Flores que compartir

Suena la campana que recuerda a los niños la hora del recreo, el momento de la expansión tan deseada. Se ven niños correr por doquier, atropellándose unos a otros por conseguir llegar los primeros al patio, al lugar de la arena tan buscado por unos o a la zona donde otros, detrás de un balón, sueñan con ser como sus jugadores de fútbol preferidos.
Risas, gritos, carreras, caídas… todo observado por profesores y educadores con la calma habitual, intercambiando comentarios sobre unos y otros, con la satisfacción que da el trabajo bien hecho.
Entre los últimos llegan al patio Javier y Luis. Conversan animadamente y no parecen mostrar prisa por ponerse en las filas de los grandes futbolistas, como hacen cada día.
—¿Entonces vienes esta tarde a mi casa? —le preguntó Javier.
—Sí, ayer se lo dije a mis padres y me dijeron que podía ir. Quedamos en la parada de autobús, como siempre, ¿vale?
—Sí, allí estaré esperando.
Siguen la marcha hacia la zona más soleada, mientras Luis sueña ya con la deliciosa merienda que le tendrá preparada la madre de Javier, no faltará ningún detalle: unos buenos tazones de leche humeante, rodeados de algunos dulces y panecillos, las servilletas de colores le darán un toque alegre, pero lo más placentero será la sonrisa colmada de cariño de Carmen, la madre de Javier.
Llega la tarde y los dos amigos se encuentran en la parada de autobús, se abrazan efusivamente y comienzan a caminar mientras hablan de cosas entretenidas. Cuando doblan la esquina y llegan a la calle de Javier, Luis observa admirado cómo todos los balcones están repletos de unas florecillas rojas, pintorescas, encantadoras en su pequeñez, flores que sólo había en el balcón de Javier la última vez que estuvo en su casa. Maravillado dice en voz alta:
—¡Qué bonito! ¿Cómo ha sucedido?
—Mi madre ha dado esquejes de sus flores a todos los vecinos.
—¿Qué son esquejes?
—Mejor te lo explicará mi madre.
Carmen abre la puerta de su casa al oír el alborozo de los dos niños, que apuestan por llegar el primero.
—Buenas tardes, señora Carmen.- saluda Luis.
—Buenas tardes. ¿Qué tal están tus padres y tu hermana?
—Muy bien, gracias.
—Vamos, pasad a la habitación.
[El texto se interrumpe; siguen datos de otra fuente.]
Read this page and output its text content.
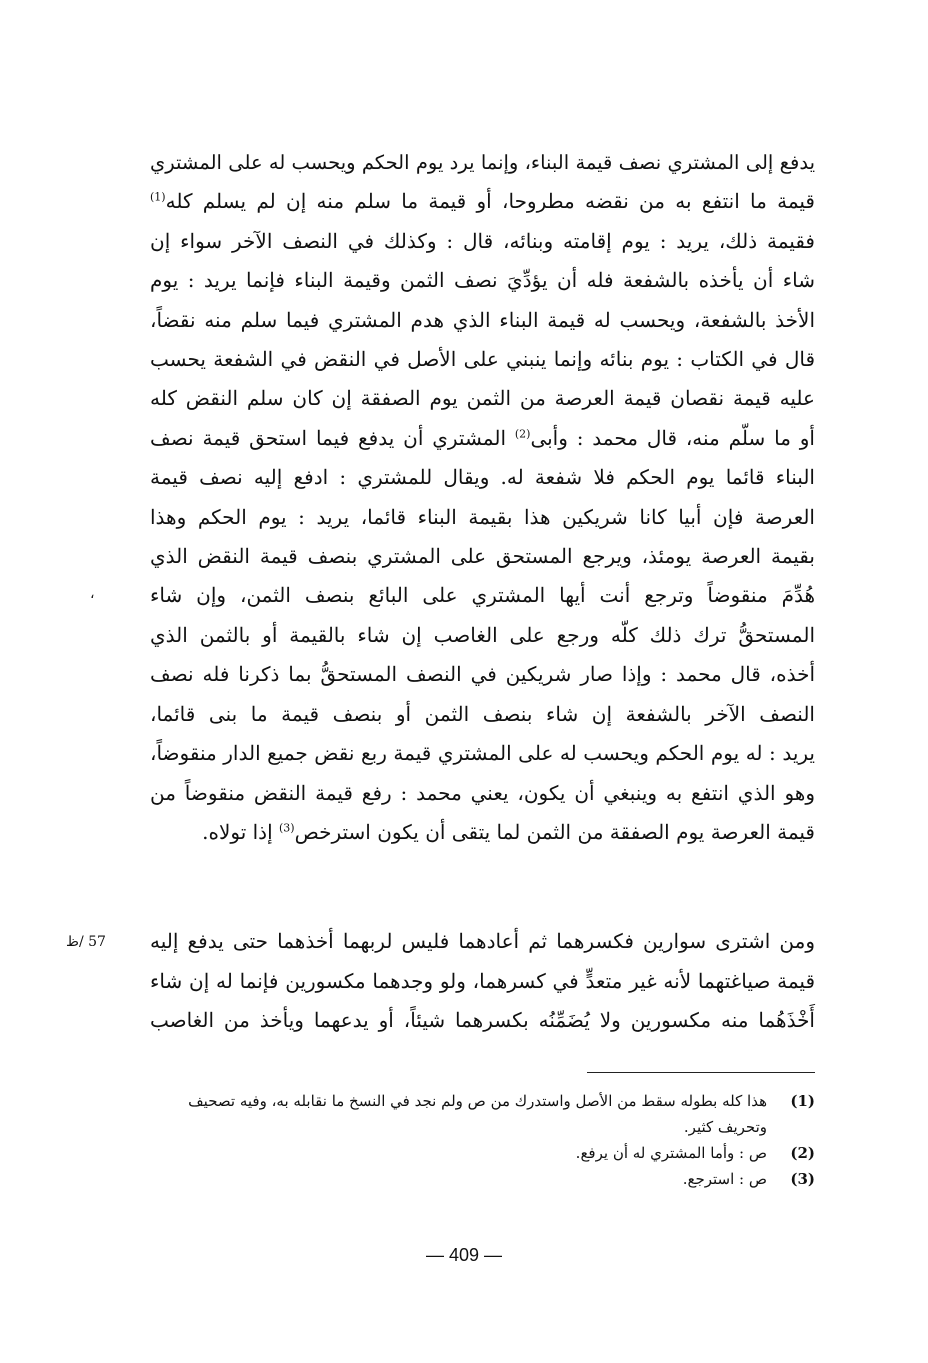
يدفع إلى المشتري نصف قيمة البناء، وإنما يرد يوم الحكم ويحسب له على المشتري
قيمة ما انتفع به من نقضه مطروحا، أو قيمة ما سلم منه إن لم يسلم كله$^{(1)}$
فقيمة ذلك، يريد : يوم إقامته وبنائه، قال : وكذلك في النصف الآخر سواء إن
شاء أن يأخذه بالشفعة فله أن يؤدِّيَ نصف الثمن وقيمة البناء فإنما يريد : يوم
الأخذ بالشفعة، ويحسب له قيمة البناء الذي هدم المشتري فيما سلم منه نقضاً،
قال في الكتاب : يوم بنائه وإنما ينبني على الأصل في النقض في الشفعة يحسب
عليه قيمة نقصان قيمة العرصة من الثمن يوم الصفقة إن كان سلم النقض كله
أو ما سلّم منه، قال محمد : وأبى$^{(2)}$ المشتري أن يدفع فيما استحق قيمة نصف
البناء قائما يوم الحكم فلا شفعة له. ويقال للمشتري : ادفع إليه نصف قيمة
العرصة فإن أبيا كانا شريكين هذا بقيمة البناء قائما، يريد : يوم الحكم وهذا
بقيمة العرصة يومئذ، ويرجع المستحق على المشتري بنصف قيمة النقض الذي
هُدِّمَ منقوضاً وترجع أنت أيها المشتري على البائع بنصف الثمن، وإن شاء
المستحقُّ ترك ذلك كلّه ورجع على الغاصب إن شاء بالقيمة أو بالثمن الذي
أخذه، قال محمد : وإذا صار شريكين في النصف المستحقُّ بما ذكرنا فله نصف
النصف الآخر بالشفعة إن شاء بنصف الثمن أو بنصف قيمة ما بنى قائما،
يريد : له يوم الحكم ويحسب له على المشتري قيمة ربع نقض جميع الدار منقوضاً،
وهو الذي انتفع به وينبغي أن يكون، يعني محمد : رفع قيمة النقض منقوضاً من
قيمة العرصة يوم الصفقة من الثمن لما يتقى أن يكون استرخص$^{(3)}$ إذا تولاه.
،
ومن اشترى سوارين فكسرهما ثم أعادهما فليس لربهما أخذهما حتى يدفع إليه
قيمة صياغتهما لأنه غير متعدٍّ في كسرهما، ولو وجدهما مكسورين فإنما له إن شاء
أَخْذَهُما منه مكسورين ولا يُضَمِّنُه بكسرهما شيئاً، أو يدعهما ويأخذ من الغاصب
57 /ظ
(1)
هذا كله بطوله سقط من الأصل واستدرك من ص ولم نجد في النسخ ما نقابله به، وفيه تصحيف وتحريف كثير.
(2)
ص : وأما المشتري له أن يرفع.
(3)
ص : استرجع.
— 409 —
Allí podréis jugar tranquilamente.
Los niños comienzan sus juegos. Ríen alegres durante un buen rato, pero poco a poco el júbilo de sus voces se va transformando en una tonalidad serena y calmada. Hablan animadamente de los sucesos de la escuela a la que van.
—Esta mañana Pablo no le ha querido prestar sus lápices de colores a Andrea. La “seño” ha hecho todo lo posible para que lo hiciera, pero no lo ha conseguido.
—Ya me he dado cuenta, pero enseguida Mónica le ha dejado los suyos.
Alguien golpea en la puerta de la habitación de Javier y la abre suavemente. Es Carmen:
—Chicos, la merienda está preparada. Aquí tenéis —dice, mientras deja la bandeja sobre la mesa. Ha colmado la imaginación de ambos, pues esta vez el color de los dulces sobrepasa en brillo a las veces anteriores, las servilletas presentan dibujos divertidos y el olor de la leche impregna toda la habitación.
—Gracias, señora. ¡Qué bien huele!
—Mamá, Luis quiere saber qué es un esqueje. Ha visto toda la calle llena de tus flores y quiere saber cómo lo has hecho.
—Un esqueje es un tallo que se arranca a una planta, se pone en tierra y, así, se multiplica. Al compartir las cosas no se pierden, al contrario, aumentan.
Luis muestra asombro ante la explicación de Carmen, y se queda en silencio como demandando más.
—A veces, cuando alguien nos pide algo que necesita, tenemos la impresión de que lo perderemos. Dudamos, y, si decidimos dar lo que nos piden, nos quedamos con una sensación de que no lo tendremos más. No es así. Cuando me acercaba a la habitación os oí comentar cómo un niño de vuestra clase no quiso prestar sus lápices de colores a quien se los pedía. Queriendo ganar, perdió, porque sus preciosos colores se quedaron en su papel, mientras que quien los prestó pudo gozar de sus colores en muchos papeles, igual que las flores: si no diera los esquejes, sólo estarían en mi balcón, pero al compartirlos, ahora esas flores alegran toda la calle.
Javier y Luis aprendieron una gran lección y, después de dar las gracias, se lanzaron a su fabulosa merienda. La leche aún humeaba, los dulces conservaban su brillo y la cariñosa sonrisa de Carmen les llenaba de confort.